Jul 17, 2009 13:51
A/N - I haven't watched the ep yet. I doubt I ever will. I still haven't watched the last three episodes of the third season of The L Word - and since from all accounts this is much more horrific - chances are I'll never be able to watch it. For two days I've been trying to forget and move on. It's only a TV show, right? But everywhere I go I run into wedding dresses, Spanish cookbooks, Pepsi signs, the word "Madrid" above the entrance to a restaurant, a sign in English and Spanish for the Baby and Child (Bebés y Niños) section of the CVS, and bridal magazines on waiting room coffee tables. I'm going insane. So here's an attempt to get it out of my system. It's not fluff and it's not soothing balm. But it is meant to heal. I may continue it, or I may not.
Pepa was only dimly aware of what was going on around her. Realization would come in short bursts - bits and pieces of the story unfolding around her, viewed from another’s eyes. Like watching a television show though blinds being opened and closed by a four year old. She recalled moments of the ambulance ride, clutching Silvia’s hand. Her cold, clammy hand. Being pushed away as the paramedics shocked her. And shocked her. And shocked her. Her beautiful wife’s body seizing and arching with the electricity as Pepa sat curled in a corner, her silent screams echoing inside her own head.
She recalled when the steady blips on the machine finally started again. She recalled the swoop of overwhelming hope and joy in her chest as she clutched at Silvia’s cold, clammy hand once more. The chilled sweat and blood didn’t matter now, because the hand was alive. Silvia was alive! Silvia. Was. Alive.
The silent mantra (Alive, Alive, Alive, Alive) continued the rest of the way to the hospital. Her hand intertwined with Silvia’s, her eyes never leaving the beautiful face - the image, as if surrounded by a halo - clear and bright despite the dim lighting and the eyes that never stopped leaking hot tears.
After being pulled from the ambulance to the waiting room of the hospital by Paco…. She must have blacked out. She recalled nothing. And now she was at Paco’s home, Don Lorenzo’s home, sitting on a couch still in her wedding dress. And the two men on this earth she was closest too, sat staring back at her.
She couldn’t speak. And they showed no inclination to speak to her.

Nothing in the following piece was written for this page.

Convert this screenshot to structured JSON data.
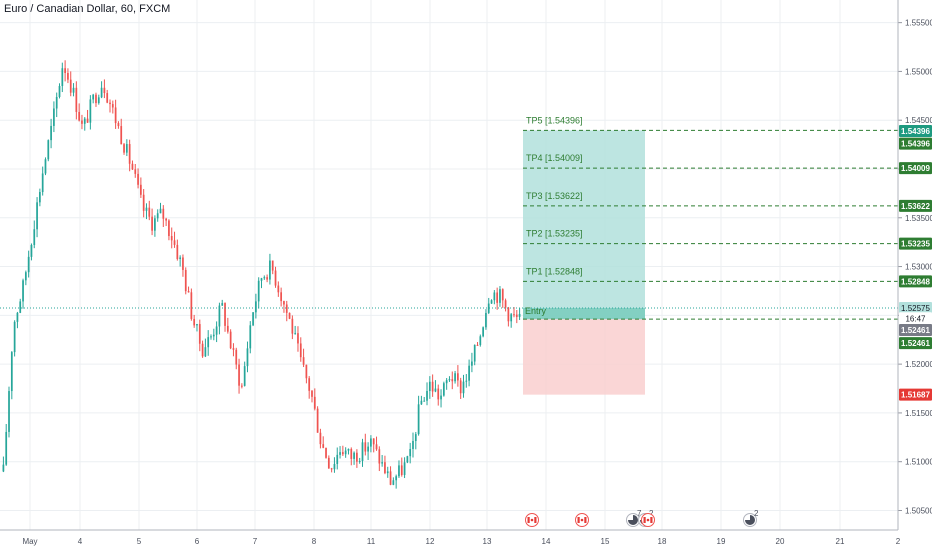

Why was she here? Why not back at the hospital? At her wife’s side. Her beautiful pelirroja… with the gaping stomach wound. The blood staining her white wedding dress. The blood gushing inside the stomach cavity. Warm, pulsing, beating organs straining. And her hands inside…
She looked at her hands. Layers of dried brown blood flaking off. Drifting to the floor. Her new wedding band and her beautiful engagement ring, brown as well. She gently rested her left hand against her flat stomach (Here. Here Silvia was shot).
It must have been hours since she was at the hospital. She looked to the window. No sign of light at all.
She knew Silvia must be gone. If her wife was alive, Pepa would be at the hospital. Don Lorenzo would be at the hospital. Paco would be at the hospital. All three of them were here. Silvia was dead.
She clutched at her stomach with both hands, now. Her heart beat faster. Her vision swam. Silvia was dead. Her brain kept repeating the message. But her heart refused to listen. Silvia didn’t feel dead. Pepa’s own heart continued to beat. She could feel the blood pounding through her veins. She knew Silvia was gone……. but she also knew Silvia was alive. It made no sense, these conflicting messages between her heart and her mind.
The only thing they seemed to agree on was the knowledge that when Silvia’s heart stopped beating, Pepa’s would too.
Secure in that knowledge, in that certainty, Pepa got up and made her way to the small bathroom (our bathroom - a voice that sounded like Silvia reminded her). She needed to wash up and change. Needed to get her head together. Maybe even needed a few hours of sleep (in our bed). Then she would find her wife.
Don Lorenzo and Paco scrambled up behind her. Pepa heard the commissioner give whispered orders to her brother. Something about lock-boxes and guns and pills and knives. But she couldn’t care less. She would need none of those things. Not to find her wife. Not ever again.
And when she found her? Then they would heal. Together. And celebrate the beginning of the rest of their lives. Together. And she would tell her princess, the love of her life, the good news. The surprise. Tell her about the baby they had made. That they had made together.